In most cases, of course, their work will be published uneventfully. Perhaps it even garners news attention, and TikTok wants to use the research to promote the API. In signing up for the API, they’ve permitted use of their institution's name and branding for promotion, typically something they’re not permitted to do under branding guidelines. If they didn’t manage to clear unconditional transferring of full institutional branding rights to a third party private company (unlikely), they’re in for a rough meeting with higher-ups. Their institution may choose to sue TikTok for unlicensed use, arguing that the researcher did not have authority to license the brand. TikTok might now sue the researcher for failing to uphold the ToS. The university might take action against the researcher, all over a logo on a blog post put out by TikTok.
This slew of worst-case-scenarios highlights what is required to follow the basic ToS. A researcher must propose a project; have it accepted; convince their university to transfer branding rights; conduct their work within two weeks; convince their institution, funder, journal, and peer reviewers to allow a paper published on deleted or missing data; and send a copy prior to publication to TikTok. After all of this, they will possess no ability to defend their work against allegations of impropriety, and no researchers can reproduce their findings.

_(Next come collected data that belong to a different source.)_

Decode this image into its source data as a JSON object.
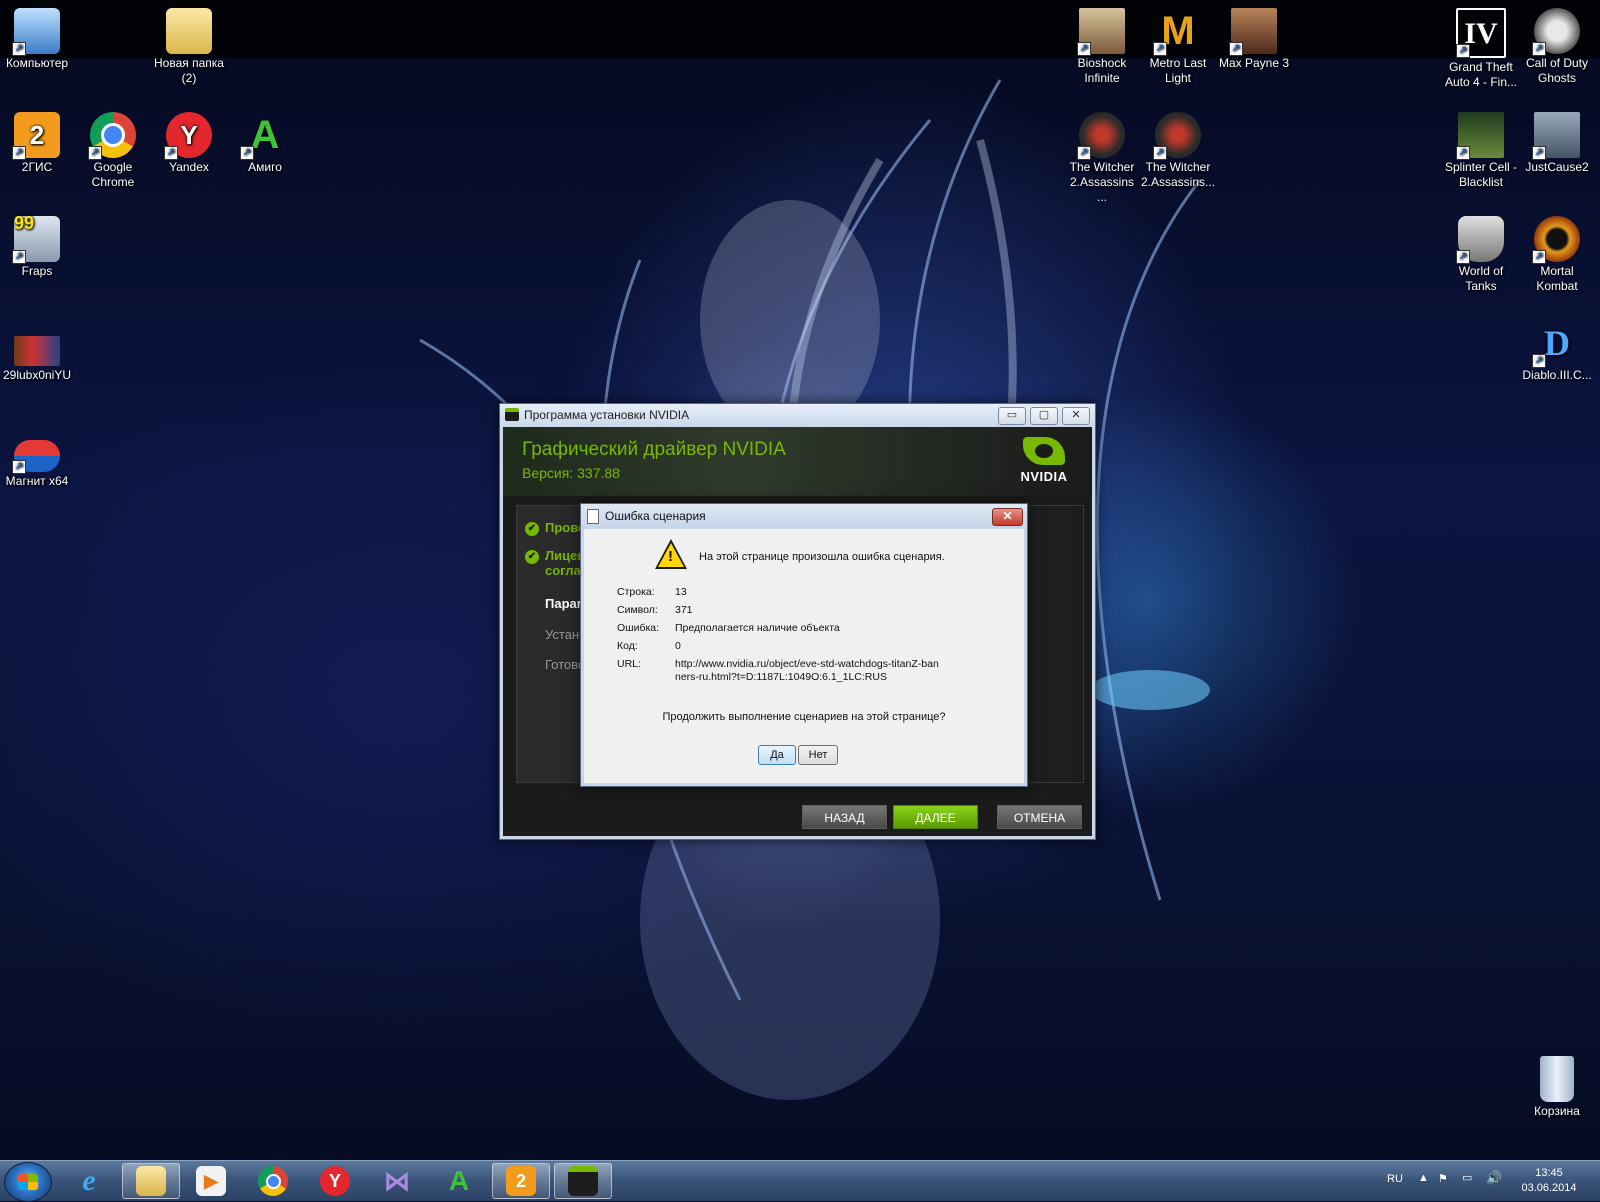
{
  "desktop": {
    "icons": [
      {
        "label": "Компьютер"
      },
      {
        "label": "Новая папка (2)"
      },
      {
        "label": "2ГИС"
      },
      {
        "label": "Google Chrome"
      },
      {
        "label": "Yandex"
      },
      {
        "label": "Амиго"
      },
      {
        "label": "Fraps"
      },
      {
        "label": "29lubx0niYU"
      },
      {
        "label": "Магнит x64"
      },
      {
        "label": "Bioshock Infinite"
      },
      {
        "label": "Metro Last Light"
      },
      {
        "label": "Max Payne 3"
      },
      {
        "label": "The Witcher 2.Assassins ..."
      },
      {
        "label": "The Witcher 2.Assassins..."
      },
      {
        "label": "Grand Theft Auto 4 - Fin..."
      },
      {
        "label": "Call of Duty Ghosts"
      },
      {
        "label": "Splinter Cell - Blacklist"
      },
      {
        "label": "JustCause2"
      },
      {
        "label": "World of Tanks"
      },
      {
        "label": "Mortal Kombat"
      },
      {
        "label": "Diablo.III.C..."
      },
      {
        "label": "Корзина"
      }
    ]
  },
  "nvidia": {
    "window_title": "Программа установки NVIDIA",
    "product_title": "Графический драйвер NVIDIA",
    "version": "Версия: 337.88",
    "logo_text": "NVIDIA",
    "steps": [
      "Прове",
      "Лицен",
      "соглас",
      "Парам",
      "Устано",
      "Готово"
    ],
    "buttons": {
      "back": "НАЗАД",
      "next": "ДАЛЕЕ",
      "cancel": "ОТМЕНА"
    },
    "window_controls": {
      "minimize": "▭",
      "maximize": "▢",
      "close": "✕"
    }
  },
  "script_error": {
    "title": "Ошибка сценария",
    "message": "На этой странице произошла ошибка сценария.",
    "fields": [
      {
        "label": "Строка:",
        "value": "13"
      },
      {
        "label": "Символ:",
        "value": "371"
      },
      {
        "label": "Ошибка:",
        "value": "Предполагается наличие объекта"
      },
      {
        "label": "Код:",
        "value": "0"
      },
      {
        "label": "URL:",
        "value": "http://www.nvidia.ru/object/eve-std-watchdogs-titanZ-banners-ru.html?t=D:1187L:1049O:6.1_1LC:RUS"
      }
    ],
    "question": "Продолжить выполнение сценариев на этой странице?",
    "yes": "Да",
    "no": "Нет",
    "close": "✕"
  },
  "taskbar": {
    "language": "RU",
    "time": "13:45",
    "date": "03.06.2014",
    "apps": [
      "Internet Explorer",
      "Проводник",
      "Media Player",
      "Google Chrome",
      "Yandex",
      "Visual Studio",
      "Амиго",
      "2ГИС",
      "NVIDIA"
    ]
  }
}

All API ToS’s are violated at times, but the conditions TikTok has created seem distinct in that there appears to be no plausible pathway to published research without violating the ToS. Even then, researchers have to hope their university is comfortable with the transferring of name-use rights for promotional reasons. Given this lack of options, our choices are to either avoid the API entirely or break the ToS and let the lawsuits fly.
Ideally, the research community can convince TikTok to loosen the ToS and make them more practical. Failing that, the question is not whether the ToS will be broken, but how and by whom. Many researchers simply lack the institutional support or job security required to face a lawsuit from a $300 billion company. Instead, we’ll have to rely on those with sufficient legal and institutional protection to flagrantly violate the ToS and invite a lawsuit they know they can win.
Although more restrictive than most, these terms of service contain many restrictions imposed by other platforms. For instance, YouTube also has a data refresh policy (30 days) rendering it likewise impossible to meet the ToS and guidelines for data retention, much less norms of reproducible research. In this sense, these ToS highlight precisely why we need to enshrine standards of transparency and data access into law. We simply cannot expect companies to provide us with the basic levels of data access required for independent oversight and evaluation of their societal impact.